Dodatkowo część z wyselekcjonowanych do rozmowy kandydatów nie zgodzi się na
warunki pracy lub zmianę miejsca zamieszkania. Inni znów nie zgodzą się podjąć
zatrudnienia poniżej pewnego poziomu wynagrodzenia. Co gorsze, zniechęcą się do
pracodawcy, jeśli będzie on mocno naciskał, aby obniżyli swoje oczekiwania
finansowe... Obie strony jednak dowiedzą się o tym dopiero po rozmowie
kwalifikacyjnej, przez co proces rekrutacji wydłuży się w nieskończoność,
przedsiębiorstwo będzie narażone na straty a kandydaci na frustrację.
Ważne: porządna firma nie musi niczego
zatajać. Naprawdę dobrego pracodawcę poznać można po metodach, jakie stosuje
podczas rekrutacji.
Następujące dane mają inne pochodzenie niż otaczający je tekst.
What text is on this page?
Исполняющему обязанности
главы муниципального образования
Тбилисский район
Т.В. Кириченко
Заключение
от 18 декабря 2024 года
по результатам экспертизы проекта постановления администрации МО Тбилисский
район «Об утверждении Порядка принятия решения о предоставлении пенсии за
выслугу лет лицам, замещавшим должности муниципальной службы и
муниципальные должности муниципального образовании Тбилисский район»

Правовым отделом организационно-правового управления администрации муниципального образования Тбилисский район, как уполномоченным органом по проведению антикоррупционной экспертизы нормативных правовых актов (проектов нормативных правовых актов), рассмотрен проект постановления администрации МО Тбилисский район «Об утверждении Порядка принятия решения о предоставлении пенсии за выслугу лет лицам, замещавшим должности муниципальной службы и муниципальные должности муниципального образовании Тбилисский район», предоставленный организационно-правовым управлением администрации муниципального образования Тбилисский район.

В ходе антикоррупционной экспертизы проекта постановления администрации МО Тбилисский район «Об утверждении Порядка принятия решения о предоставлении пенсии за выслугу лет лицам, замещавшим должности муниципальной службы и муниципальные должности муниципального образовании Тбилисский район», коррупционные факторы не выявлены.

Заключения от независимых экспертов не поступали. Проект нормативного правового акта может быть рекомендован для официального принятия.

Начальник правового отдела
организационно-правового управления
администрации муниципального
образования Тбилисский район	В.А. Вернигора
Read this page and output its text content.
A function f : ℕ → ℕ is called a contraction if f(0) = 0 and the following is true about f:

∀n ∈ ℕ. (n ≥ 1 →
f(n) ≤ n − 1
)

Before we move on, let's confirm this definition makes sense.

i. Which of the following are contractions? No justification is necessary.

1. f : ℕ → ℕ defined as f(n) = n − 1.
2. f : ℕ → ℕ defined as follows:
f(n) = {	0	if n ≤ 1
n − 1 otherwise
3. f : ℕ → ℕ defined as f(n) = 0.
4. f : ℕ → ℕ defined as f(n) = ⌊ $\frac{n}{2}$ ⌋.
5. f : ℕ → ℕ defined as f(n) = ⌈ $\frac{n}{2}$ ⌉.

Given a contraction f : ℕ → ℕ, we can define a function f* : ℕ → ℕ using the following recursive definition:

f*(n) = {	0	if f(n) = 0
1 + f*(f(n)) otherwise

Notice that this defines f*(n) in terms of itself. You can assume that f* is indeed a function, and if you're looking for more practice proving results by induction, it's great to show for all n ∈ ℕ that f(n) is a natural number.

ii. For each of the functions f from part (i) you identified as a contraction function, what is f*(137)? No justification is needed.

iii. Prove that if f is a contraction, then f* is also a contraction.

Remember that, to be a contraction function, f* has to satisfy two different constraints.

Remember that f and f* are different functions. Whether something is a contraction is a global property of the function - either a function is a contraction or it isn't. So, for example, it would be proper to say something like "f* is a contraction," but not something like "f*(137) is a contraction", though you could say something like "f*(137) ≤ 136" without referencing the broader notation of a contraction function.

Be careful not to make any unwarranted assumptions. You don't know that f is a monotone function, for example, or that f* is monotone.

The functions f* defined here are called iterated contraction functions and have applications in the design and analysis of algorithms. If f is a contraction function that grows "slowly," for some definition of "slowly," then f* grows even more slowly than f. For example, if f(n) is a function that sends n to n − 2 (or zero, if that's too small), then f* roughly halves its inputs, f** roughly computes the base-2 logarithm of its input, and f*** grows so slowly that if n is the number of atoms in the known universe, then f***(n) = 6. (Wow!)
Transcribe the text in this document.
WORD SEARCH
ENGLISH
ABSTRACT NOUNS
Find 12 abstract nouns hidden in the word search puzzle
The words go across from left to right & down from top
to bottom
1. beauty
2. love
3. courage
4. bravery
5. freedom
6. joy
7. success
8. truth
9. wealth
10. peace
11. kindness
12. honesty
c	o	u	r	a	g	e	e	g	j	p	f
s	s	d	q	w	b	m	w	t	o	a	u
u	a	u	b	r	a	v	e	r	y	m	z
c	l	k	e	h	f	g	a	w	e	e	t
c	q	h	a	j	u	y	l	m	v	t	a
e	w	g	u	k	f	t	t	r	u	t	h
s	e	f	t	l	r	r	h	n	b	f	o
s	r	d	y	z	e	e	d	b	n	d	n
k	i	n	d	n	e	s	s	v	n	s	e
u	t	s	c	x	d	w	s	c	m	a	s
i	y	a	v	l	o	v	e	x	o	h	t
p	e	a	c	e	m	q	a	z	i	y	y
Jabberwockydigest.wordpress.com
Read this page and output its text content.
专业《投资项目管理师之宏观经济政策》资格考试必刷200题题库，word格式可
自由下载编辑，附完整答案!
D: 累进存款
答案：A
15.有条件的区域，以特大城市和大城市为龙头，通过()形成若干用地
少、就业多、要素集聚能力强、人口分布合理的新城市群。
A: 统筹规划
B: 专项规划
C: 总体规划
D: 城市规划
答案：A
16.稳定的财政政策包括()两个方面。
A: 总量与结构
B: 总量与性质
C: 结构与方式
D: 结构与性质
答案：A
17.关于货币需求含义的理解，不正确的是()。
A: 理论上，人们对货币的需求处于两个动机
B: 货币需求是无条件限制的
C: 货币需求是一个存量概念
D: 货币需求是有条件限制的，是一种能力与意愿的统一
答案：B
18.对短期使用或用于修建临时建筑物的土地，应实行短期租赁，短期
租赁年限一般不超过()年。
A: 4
Wystarczy przyjrzeć się publikowanym przez niego
ogłoszeniom o pracę, odwiedzić internetową witrynę firmy i zapoznać się z
opiniami innych o tym pracodawcy.
Konkluzja
Polski rynek pracy, w szczególności metody wykorzystywane w trakcie poszukiwania pracowników, budzą nieustanne zdziwienie zagranicznych fachowców specjalizujących się w dziedzinie pracy i zasobów ludzkich. Czy jesteśmy ewenementem na skalę światową? Nie wykluczone.
Polski rynek pracy, w szczególności metody wykorzystywane w trakcie poszukiwania pracowników, budzą nieustanne zdziwienie zagranicznych fachowców specjalizujących się w dziedzinie pracy i zasobów ludzkich. Czy jesteśmy ewenementem na skalę światową? Nie wykluczone.
Na zachodzie w każdej ofercie pracy oprócz
danych firmy (nawet jeśli rekrutację prowadzi agencja HR) pojawia się
informacja o: rocznej pensji i dodatkach, na które pracownik może liczyć po
podjęciu zatrudnienia (np. służbowy samochód, komórka, laptop, premie, pakiet
medyczny, etc.). Co więcej, tak sformułowana oferta stanowi wiążącą deklarację
pracodawcy do zatrudnienia pracownika na określonych warunkach. Pensja sporadycznie
bywa przedmiotem negocjacji, główny nacisk kładzie się na kompetencje
kandydata. Najważniejsza jest skuteczna i szybka rekrutacja. Podczas, gdy u nas
kandydat po rozmowie kwalifikacyjnej niejednokrotnie czeka długie tygodnie na
jakiekolwiek wieści ze strony pracodawcy. I nie wie czy i kiedy może podjąć
pracę, za jakie wynagrodzenie, jaką otrzyma umowę (a jeśli będzie to umowa o
pracę to, kiedy i czy w ogóle ma szansę na umowę na czas nieokreślony).